Scheduling - Containers on AWS

Scheduling

When applications need to scale out across multiple hosts, you need to be able to easily manage each additional container and node while abstracting the complexity of the underlying infrastructure. In this environment, scheduling refers to the ability to schedule containers on the most appropriate host in a scalable, automated way. In this section, we will review key scheduling aspects of various AWS container services.

  • Amazon ECS provides flexible scheduling capabilities by leveraging the same cluster state information provided by the Amazon ECS APIs to make appropriate placement decision. Amazon ECS provides two scheduler options: service scheduler and the Run Task.

    • Service scheduler is suited for long-running stateless applications, which ensures the required number of tasks are always running (replica) and automatically reschedules if tasks fail. Services also let you deploy updates, such as changing the number of running tasks or the task definition version that should be running. The daemon scheduling strategy deploys exactly one task on each active container instance.

    • The Run Task option is suited for batch jobs, scheduled jobs or a single job that perform work and stop. You can allow the default task placement strategy to distribute tasks randomly across your cluster, which minimizes the chances that a single instance gets a disproportionate number of tasks. Alternately, you can customize how the scheduler places tasks using task placement strategies and constraints. This enables you to optimize placement of containers to be as cost-efficient as possible by ensuring that your tasks are running on the instance types most suitable for your workload.
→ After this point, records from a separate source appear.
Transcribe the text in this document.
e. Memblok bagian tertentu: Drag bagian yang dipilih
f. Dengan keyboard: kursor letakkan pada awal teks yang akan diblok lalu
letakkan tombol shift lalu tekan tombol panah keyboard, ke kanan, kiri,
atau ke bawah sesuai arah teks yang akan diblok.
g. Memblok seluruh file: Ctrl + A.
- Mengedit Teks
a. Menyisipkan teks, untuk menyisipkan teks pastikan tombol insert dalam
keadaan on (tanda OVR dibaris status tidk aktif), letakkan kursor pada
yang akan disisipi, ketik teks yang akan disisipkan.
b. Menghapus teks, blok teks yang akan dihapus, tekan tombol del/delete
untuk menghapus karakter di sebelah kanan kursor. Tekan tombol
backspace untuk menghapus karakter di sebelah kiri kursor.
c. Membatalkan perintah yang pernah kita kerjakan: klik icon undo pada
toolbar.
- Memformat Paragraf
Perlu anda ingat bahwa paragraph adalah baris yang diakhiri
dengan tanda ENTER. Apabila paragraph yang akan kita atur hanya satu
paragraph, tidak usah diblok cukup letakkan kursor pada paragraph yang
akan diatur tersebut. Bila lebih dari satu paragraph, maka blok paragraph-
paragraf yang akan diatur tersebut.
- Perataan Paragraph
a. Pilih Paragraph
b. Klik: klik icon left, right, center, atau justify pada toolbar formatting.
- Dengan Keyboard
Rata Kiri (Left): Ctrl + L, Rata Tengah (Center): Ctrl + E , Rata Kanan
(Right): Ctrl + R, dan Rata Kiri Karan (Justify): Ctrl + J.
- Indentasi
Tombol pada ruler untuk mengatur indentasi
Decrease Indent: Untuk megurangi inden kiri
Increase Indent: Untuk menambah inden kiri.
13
      The binpack placement strategy, for instance, tries to optimize placement of containers to be cost-efficient as possible. Containers in Amazon ECS are part of Amazon ECS tasks, placed on compute instances to leave the least amount of unused CPU or memory. This in turn minimizes the number of computed instances in use, resulting in better resource efficiency. The placement strategies can be supported by placement constraints, which lets you place tasks by constraints like the instance type or the availability zone.

  • Amazon EKS: With Amazon EKS, the Kubernetes scheduler (kube-scheduler) is responsible for finding the best node for every newly created pod or any unscheduled pods that have no node assigned. It assigns the pod to the node with the highest ranking based on the filtering and ranking system. If there is more than one node with equal scores, kube-scheduler selects one of these at random. You can constrain a pod so that it can only run-on a set of nodes. The scheduler will automatically find a reasonable placement, but there are some circumstances where you might want to control which node the pod deploys to. For example, to ensure that a pod ends up on a machine with SSD storage attached to it, or to co-locate pods from two different services that communicate a lot into the same availability zone. Here are some important concepts about scheduling in Kubernetes:

    • NodeSelector is the simplest recommended form of node selection constraint. For the pod to be eligible to run on a node, the node must have each of the indicated key-value pairs as labels.

    • Topology spread constraints are to control how pods are spread across your cluster among failure-domains such as Regions, zones, nodes, and other user-defined topology domains. This can help to achieve high availability as well as efficient resource utilization.

    • Node affinity is a property of pods that attracts them to a set of nodes (either as a preference or a hard requirement). Taints are the opposite; they allow a node to repel a set of pods. Tolerations are applied to pods, and allow (but do not require) the pods to schedule onto nodes with matching taints.

    • Pod Priority indicates the importance of a pod relative to other pods. If a pod can't be scheduled, try to preempt or evict lower priority pods to make scheduling of the pending pod possible.

  • With Fargate, App Runner, and Lambda, you don't need to manage how to schedule your containers. Compute is provisioned for you automatically as required, based on the resource requirements you have configured. The containers are automatically scheduled on provisioned compute.